Line h is defined by 1/5x + 1/7y - 70 = 0. Line j is perpendicular to line h in...

1. TRANSLATE the problem information

• Given information:
  • Line h: \(\frac{1}{5}\mathrm{x} + \frac{1}{7}\mathrm{y} - 70 = 0\)
  • Line j is perpendicular to line h
  • Need to find: slope of line j

2. INFER the solution strategy

• To find the slope of line j, I first need the slope of line h
• Then I'll use the fact that perpendicular lines have slopes that are negative reciprocals

3. SIMPLIFY the equation of line h to find its slope

• Convert \(\frac{1}{5}\mathrm{x} + \frac{1}{7}\mathrm{y} - 70 = 0\) to slope-intercept form \(\mathrm{y} = \mathrm{mx} + \mathrm{b}\)
• Add 70 to both sides: \(\frac{1}{5}\mathrm{x} + \frac{1}{7}\mathrm{y} = 70\)
• Subtract \(\frac{1}{5}\mathrm{x}\) from both sides: \(\frac{1}{7}\mathrm{y} = -\frac{1}{5}\mathrm{x} + 70\)
• Multiply both sides by 7: \(\mathrm{y} = -\frac{7}{5}\mathrm{x} + 490\)
• The slope of line h is \(-\frac{7}{5}\)
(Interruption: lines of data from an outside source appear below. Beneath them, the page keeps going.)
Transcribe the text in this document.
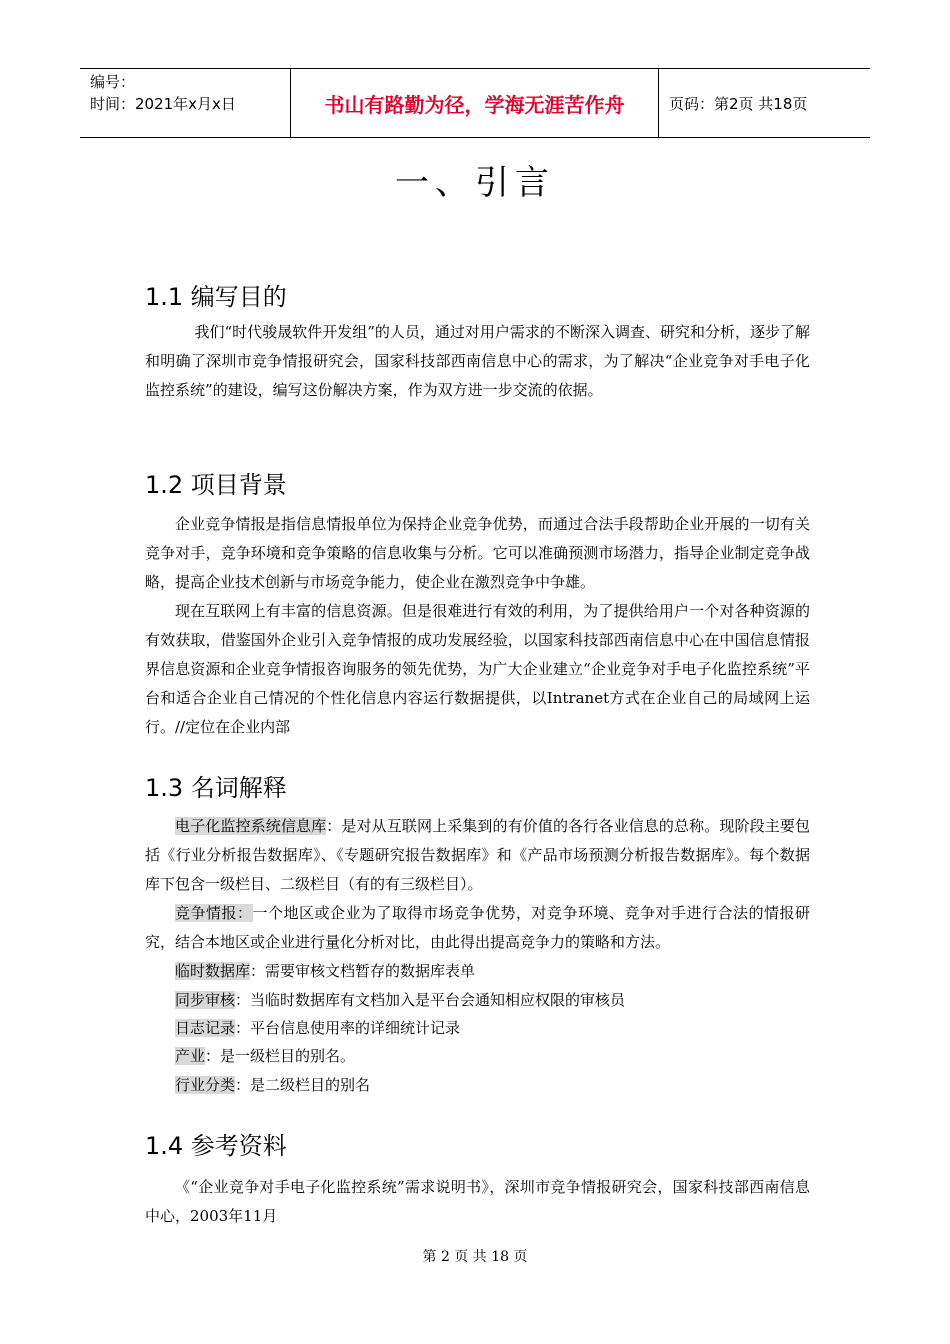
编号：
时间：2021年x月x日	书山有路勤为径，学海无涯苦作舟	页码：第2页 共18页
一、引言
1.1 编写目的

我们“时代骏晟软件开发组”的人员，通过对用户需求的不断深入调查、研究和分析，逐步了解和明确了深圳市竞争情报研究会，国家科技部西南信息中心的需求，为了解决“企业竞争对手电子化监控系统”的建设，编写这份解决方案，作为双方进一步交流的依据。

1.2 项目背景

企业竞争情报是指信息情报单位为保持企业竞争优势，而通过合法手段帮助企业开展的一切有关竞争对手，竞争环境和竞争策略的信息收集与分析。它可以准确预测市场潜力，指导企业制定竞争战略，提高企业技术创新与市场竞争能力，使企业在激烈竞争中争雄。

现在互联网上有丰富的信息资源。但是很难进行有效的利用，为了提供给用户一个对各种资源的有效获取，借鉴国外企业引入竞争情报的成功发展经验，以国家科技部西南信息中心在中国信息情报界信息资源和企业竞争情报咨询服务的领先优势，为广大企业建立“企业竞争对手电子化监控系统”平台和适合企业自己情况的个性化信息内容运行数据提供，以Intranet方式在企业自己的局域网上运行。//定位在企业内部

1.3 名词解释
电子化监控系统信息库：是对从互联网上采集到的有价值的各行各业信息的总称。现阶段主要包括《行业分析报告数据库》、《专题研究报告数据库》和《产品市场预测分析报告数据库》。每个数据库下包含一级栏目、二级栏目（有的有三级栏目）。
竞争情报：一个地区或企业为了取得市场竞争优势，对竞争环境、竞争对手进行合法的情报研究，结合本地区或企业进行量化分析对比，由此得出提高竞争力的策略和方法。
临时数据库：需要审核文档暂存的数据库表单
同步审核：当临时数据库有文档加入是平台会通知相应权限的审核员
日志记录：平台信息使用率的详细统计记录
产业：是一级栏目的别名。
行业分类：是二级栏目的别名
1.4 参考资料

《“企业竞争对手电子化监控系统”需求说明书》，深圳市竞争情报研究会，国家科技部西南信息中心，2003年11月

第 2 页 共 18 页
4. INFER the slope of the perpendicular line

• Since line j is perpendicular to line h, their slopes are negative reciprocals
• Negative reciprocal of \(-\frac{7}{5}\) is: \(-1 \div (-\frac{7}{5}) = \frac{5}{7}\)

Answer: D. \(\frac{5}{7}\)

Why Students Usually Falter on This Problem

Most Common Error Path:

Weak SIMPLIFY skills: Students make algebraic errors when converting from general form to slope-intercept form, particularly when dealing with fractional coefficients.
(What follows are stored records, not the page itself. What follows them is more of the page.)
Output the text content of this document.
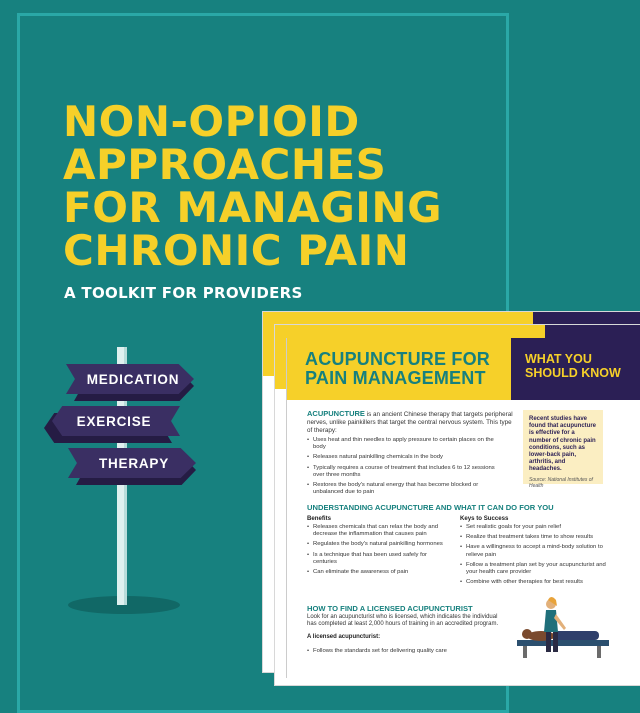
NON-OPIOID
APPROACHES
FOR MANAGING
CHRONIC PAIN
A TOOLKIT FOR PROVIDERS
MEDICATION
EXERCISE
THERAPY
ACUPUNCTURE FOR
PAIN MANAGEMENT
WHAT YOU
SHOULD KNOW

ACUPUNCTURE is an ancient Chinese therapy that targets peripheral nerves, unlike painkillers that target the central nervous system. This type of therapy:

• Uses heat and thin needles to apply pressure to certain places on the body
• Releases natural painkilling chemicals in the body
• Typically requires a course of treatment that includes 6 to 12 sessions over three months
• Restores the body's natural energy that has become blocked or unbalanced due to pain

Recent studies have found that acupuncture is effective for a number of chronic pain conditions, such as lower-back pain, arthritis, and headaches.

Source: National Institutes of Health

UNDERSTANDING ACUPUNCTURE AND WHAT IT CAN DO FOR YOU
Benefits	Keys to Success
• Releases chemicals that can relax the body and decrease the inflammation that causes pain
• Regulates the body's natural painkilling hormones
• Is a technique that has been used safely for centuries
• Can eliminate the awareness of pain
• Set realistic goals for your pain relief
• Realize that treatment takes time to show results
• Have a willingness to accept a mind-body solution to relieve pain
• Follow a treatment plan set by your acupuncturist and your health care provider
• Combine with other therapies for best results
HOW TO FIND A LICENSED ACUPUNCTURIST

Look for an acupuncturist who is licensed, which indicates the individual has completed at least 2,000 hours of training in an accredited program.

A licensed acupuncturist:

• Follows the standards set for delivering quality care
Common mistakes include forgetting to distribute the 7 correctly when multiplying both sides, or making sign errors. If they incorrectly identify the slope of line h as \(\frac{7}{5}\) instead of \(-\frac{7}{5}\), they would then find the negative reciprocal as \(-\frac{5}{7}\), leading them to select Choice B (\(-\frac{5}{7}\)).

Second Most Common Error:

Conceptual confusion about perpendicular relationships: Students may find the slope of line h correctly as \(-\frac{7}{5}\), but then find just the reciprocal (\(\frac{7}{5}\)) instead of the negative reciprocal.
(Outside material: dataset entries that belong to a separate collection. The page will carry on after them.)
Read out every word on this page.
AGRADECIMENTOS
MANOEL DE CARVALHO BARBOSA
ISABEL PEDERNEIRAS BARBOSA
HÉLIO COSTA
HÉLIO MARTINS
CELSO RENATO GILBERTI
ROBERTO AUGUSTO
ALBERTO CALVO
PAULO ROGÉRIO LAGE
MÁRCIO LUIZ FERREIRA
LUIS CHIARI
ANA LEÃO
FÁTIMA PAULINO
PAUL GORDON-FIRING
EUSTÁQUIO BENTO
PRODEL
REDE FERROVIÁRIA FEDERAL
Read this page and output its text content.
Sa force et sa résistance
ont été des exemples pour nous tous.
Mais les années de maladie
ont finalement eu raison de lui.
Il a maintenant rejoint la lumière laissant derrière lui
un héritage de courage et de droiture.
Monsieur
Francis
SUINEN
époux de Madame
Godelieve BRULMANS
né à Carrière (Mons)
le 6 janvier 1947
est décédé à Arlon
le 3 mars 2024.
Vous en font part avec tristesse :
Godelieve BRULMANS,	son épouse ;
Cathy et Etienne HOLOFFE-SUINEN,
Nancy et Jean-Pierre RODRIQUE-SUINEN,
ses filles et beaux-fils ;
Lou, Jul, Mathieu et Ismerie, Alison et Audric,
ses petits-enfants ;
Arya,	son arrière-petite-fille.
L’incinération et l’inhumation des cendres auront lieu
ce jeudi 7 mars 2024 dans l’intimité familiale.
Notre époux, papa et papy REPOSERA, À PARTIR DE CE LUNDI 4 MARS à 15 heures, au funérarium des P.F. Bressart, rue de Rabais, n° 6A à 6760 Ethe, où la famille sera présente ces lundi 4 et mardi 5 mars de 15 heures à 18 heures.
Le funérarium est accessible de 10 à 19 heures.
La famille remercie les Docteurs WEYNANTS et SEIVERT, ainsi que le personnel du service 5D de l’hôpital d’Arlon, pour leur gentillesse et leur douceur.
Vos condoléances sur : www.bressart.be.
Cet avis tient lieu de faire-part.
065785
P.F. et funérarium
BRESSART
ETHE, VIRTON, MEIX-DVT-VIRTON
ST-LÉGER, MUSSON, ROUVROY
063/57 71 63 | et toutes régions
This happens when they remember that perpendicular slopes are related by reciprocals but forget the "negative" part of the relationship. This leads them to select Choice C (\(\frac{7}{5}\)).

The Bottom Line:

This problem requires careful algebraic manipulation with fractions and a solid understanding of the perpendicular lines relationship. Success depends on systematic equation solving and applying the correct perpendicular slope formula.